Where were the police?

2019-04-02 06:00

Claremont and Mowbray Police Stations were forced to rely on law enforcement officials for two days, on Monday 18 and Tuesday 19 March, when all the police officers allegedly failed to report for work.

With the exception of the senior police officers and management team, it is alleged that the rest of the officers took sick leave, while others took family responsibility leave.

According to reports, the organisations that stepped in worked with the senior officers to keep the flow of the basic services.

Though the members of the organisations were happy to step in, there was a concern about the safety of the community.

A source that cannot be revealed said police are one of the public servants that work in critical departments and that their jobs could not be just neglected at any stage, putting citizens at risk.

Dereck Bluck, the chairperson of the Harlyn Neighbourhood Watch confirmed that they were requested to assist Claremont police “due to staff shortages that they were experiencing at the time.”

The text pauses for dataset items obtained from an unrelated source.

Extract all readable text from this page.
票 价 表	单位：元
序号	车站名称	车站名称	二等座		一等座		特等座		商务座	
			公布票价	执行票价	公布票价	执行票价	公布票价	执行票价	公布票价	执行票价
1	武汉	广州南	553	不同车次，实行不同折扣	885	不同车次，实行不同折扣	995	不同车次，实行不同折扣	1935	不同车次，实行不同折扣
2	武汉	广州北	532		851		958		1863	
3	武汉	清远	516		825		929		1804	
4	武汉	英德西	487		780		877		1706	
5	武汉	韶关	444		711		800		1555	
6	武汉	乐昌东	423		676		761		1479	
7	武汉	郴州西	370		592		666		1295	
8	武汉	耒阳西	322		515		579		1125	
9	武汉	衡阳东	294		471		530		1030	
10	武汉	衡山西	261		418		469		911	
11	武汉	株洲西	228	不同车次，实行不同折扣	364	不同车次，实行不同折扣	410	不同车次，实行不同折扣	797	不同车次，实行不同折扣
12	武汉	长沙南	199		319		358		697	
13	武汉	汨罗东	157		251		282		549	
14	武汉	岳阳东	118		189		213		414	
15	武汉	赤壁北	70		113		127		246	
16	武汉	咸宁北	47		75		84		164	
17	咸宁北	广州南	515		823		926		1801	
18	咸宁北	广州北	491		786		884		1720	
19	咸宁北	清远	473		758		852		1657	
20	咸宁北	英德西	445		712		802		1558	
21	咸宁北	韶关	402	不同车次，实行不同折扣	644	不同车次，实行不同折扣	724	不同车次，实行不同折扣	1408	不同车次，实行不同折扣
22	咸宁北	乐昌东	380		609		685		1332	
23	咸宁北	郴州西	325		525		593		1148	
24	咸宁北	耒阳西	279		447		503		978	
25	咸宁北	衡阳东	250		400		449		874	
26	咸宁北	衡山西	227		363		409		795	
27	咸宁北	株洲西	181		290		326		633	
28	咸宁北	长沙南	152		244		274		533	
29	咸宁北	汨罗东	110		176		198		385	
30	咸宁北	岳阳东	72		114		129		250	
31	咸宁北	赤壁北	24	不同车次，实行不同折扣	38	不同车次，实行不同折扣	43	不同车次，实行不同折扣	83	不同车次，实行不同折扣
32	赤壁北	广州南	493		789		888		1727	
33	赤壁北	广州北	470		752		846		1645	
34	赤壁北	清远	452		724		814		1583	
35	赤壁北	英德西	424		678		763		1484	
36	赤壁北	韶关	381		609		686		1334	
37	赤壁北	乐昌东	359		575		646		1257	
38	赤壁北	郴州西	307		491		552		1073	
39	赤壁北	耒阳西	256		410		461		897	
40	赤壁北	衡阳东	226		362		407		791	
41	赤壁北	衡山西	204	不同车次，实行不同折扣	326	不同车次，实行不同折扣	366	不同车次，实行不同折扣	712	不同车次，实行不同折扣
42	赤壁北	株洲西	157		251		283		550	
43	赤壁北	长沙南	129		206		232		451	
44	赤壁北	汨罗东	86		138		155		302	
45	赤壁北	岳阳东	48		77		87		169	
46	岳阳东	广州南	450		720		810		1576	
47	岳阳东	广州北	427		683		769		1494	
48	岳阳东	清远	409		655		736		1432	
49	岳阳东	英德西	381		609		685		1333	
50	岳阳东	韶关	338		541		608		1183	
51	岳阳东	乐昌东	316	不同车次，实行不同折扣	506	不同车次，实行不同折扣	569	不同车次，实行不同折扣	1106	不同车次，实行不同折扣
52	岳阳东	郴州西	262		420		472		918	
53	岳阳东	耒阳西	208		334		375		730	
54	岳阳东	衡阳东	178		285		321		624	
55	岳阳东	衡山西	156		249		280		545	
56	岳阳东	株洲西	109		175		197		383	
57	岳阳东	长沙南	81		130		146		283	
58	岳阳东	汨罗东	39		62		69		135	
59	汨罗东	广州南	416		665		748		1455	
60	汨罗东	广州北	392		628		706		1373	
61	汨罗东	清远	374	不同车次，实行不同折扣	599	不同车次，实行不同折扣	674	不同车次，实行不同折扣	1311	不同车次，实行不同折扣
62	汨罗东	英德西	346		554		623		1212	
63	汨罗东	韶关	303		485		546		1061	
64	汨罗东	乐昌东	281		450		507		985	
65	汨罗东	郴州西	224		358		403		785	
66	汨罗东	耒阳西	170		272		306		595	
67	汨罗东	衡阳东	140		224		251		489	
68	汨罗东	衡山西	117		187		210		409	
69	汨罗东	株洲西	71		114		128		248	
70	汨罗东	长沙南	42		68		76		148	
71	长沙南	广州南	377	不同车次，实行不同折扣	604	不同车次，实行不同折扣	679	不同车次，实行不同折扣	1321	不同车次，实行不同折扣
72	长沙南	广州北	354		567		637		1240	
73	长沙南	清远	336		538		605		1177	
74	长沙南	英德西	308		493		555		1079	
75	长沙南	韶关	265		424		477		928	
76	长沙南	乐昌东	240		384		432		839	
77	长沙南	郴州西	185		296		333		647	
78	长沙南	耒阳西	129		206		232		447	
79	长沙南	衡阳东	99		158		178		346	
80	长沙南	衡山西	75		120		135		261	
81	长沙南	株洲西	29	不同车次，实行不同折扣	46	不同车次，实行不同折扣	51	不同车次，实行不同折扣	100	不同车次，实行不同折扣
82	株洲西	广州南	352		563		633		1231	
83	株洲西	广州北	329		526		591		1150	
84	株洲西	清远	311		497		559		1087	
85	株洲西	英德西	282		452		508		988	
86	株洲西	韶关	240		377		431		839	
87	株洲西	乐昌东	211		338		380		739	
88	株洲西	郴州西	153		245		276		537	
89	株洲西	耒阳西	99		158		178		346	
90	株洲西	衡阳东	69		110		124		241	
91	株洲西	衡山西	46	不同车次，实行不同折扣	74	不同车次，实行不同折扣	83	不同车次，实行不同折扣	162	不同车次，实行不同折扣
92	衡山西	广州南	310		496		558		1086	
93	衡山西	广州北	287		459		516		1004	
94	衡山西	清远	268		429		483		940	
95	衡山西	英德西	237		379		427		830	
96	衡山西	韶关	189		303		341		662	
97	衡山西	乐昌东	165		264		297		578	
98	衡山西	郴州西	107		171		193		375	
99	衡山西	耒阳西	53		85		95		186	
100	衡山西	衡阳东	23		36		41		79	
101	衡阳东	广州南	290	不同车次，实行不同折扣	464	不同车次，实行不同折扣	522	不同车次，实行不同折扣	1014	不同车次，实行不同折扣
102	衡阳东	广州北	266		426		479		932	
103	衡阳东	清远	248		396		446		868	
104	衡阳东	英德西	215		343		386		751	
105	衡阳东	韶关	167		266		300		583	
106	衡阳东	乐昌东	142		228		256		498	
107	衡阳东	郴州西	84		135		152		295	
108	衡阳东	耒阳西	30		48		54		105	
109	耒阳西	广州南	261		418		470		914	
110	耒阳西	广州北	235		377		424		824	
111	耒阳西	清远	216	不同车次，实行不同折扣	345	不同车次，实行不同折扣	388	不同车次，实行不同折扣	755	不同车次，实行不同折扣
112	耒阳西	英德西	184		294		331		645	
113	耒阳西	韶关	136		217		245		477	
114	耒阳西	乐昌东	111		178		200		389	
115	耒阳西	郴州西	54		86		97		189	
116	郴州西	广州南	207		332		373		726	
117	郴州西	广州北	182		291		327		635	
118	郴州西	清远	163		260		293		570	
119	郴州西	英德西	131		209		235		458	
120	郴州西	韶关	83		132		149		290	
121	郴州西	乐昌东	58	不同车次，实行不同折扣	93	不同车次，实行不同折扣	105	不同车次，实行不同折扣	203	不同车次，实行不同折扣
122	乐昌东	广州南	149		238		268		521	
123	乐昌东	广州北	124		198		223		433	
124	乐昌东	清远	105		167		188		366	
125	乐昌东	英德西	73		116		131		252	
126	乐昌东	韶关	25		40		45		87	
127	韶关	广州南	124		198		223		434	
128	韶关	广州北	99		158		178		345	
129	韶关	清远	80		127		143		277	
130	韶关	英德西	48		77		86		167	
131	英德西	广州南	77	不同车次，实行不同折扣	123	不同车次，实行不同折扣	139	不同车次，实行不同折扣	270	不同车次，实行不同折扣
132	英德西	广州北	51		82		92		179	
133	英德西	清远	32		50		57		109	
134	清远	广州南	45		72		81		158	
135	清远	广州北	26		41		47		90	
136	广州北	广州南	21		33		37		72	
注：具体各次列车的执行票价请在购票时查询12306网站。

“Harlyn welcomed the opportunity to be of assistance as it gave our patrollers a chance to learn what it was like to deal with the public from a policeman’s point of view. We hope to be of assistance in the future should the need arise again,” says Bluck.

Jonathan Hobday, the chairperson for the Mowbray Community Policing Forum (CPF), said in the area, organisations put in a joint effort to make sure the station was operative all the time. He said these include the City Improvement District patrols, the Sybrand Park citizens’ patrols and the private security institutions.

Station commander for Claremont Police Station, Colonel Maree Louw confirmed that members of day and night shift were on sick leave and on family responsibility leave all at once. Louw said the station managed by filling those positions with other members like sector commanders and other office staff, and that the neighbourhood watch assisted the members during the night shift.

“Community policing is important to us and it is good to have a relationship with our partners like the CPF, neighbourhood watch and other forces to assist when needed, as we all have one common goal and that is to prevent and fight crime in our areas. We have contingency plans in place should this happened again, and appreciate the help of the neighbourhood watch.”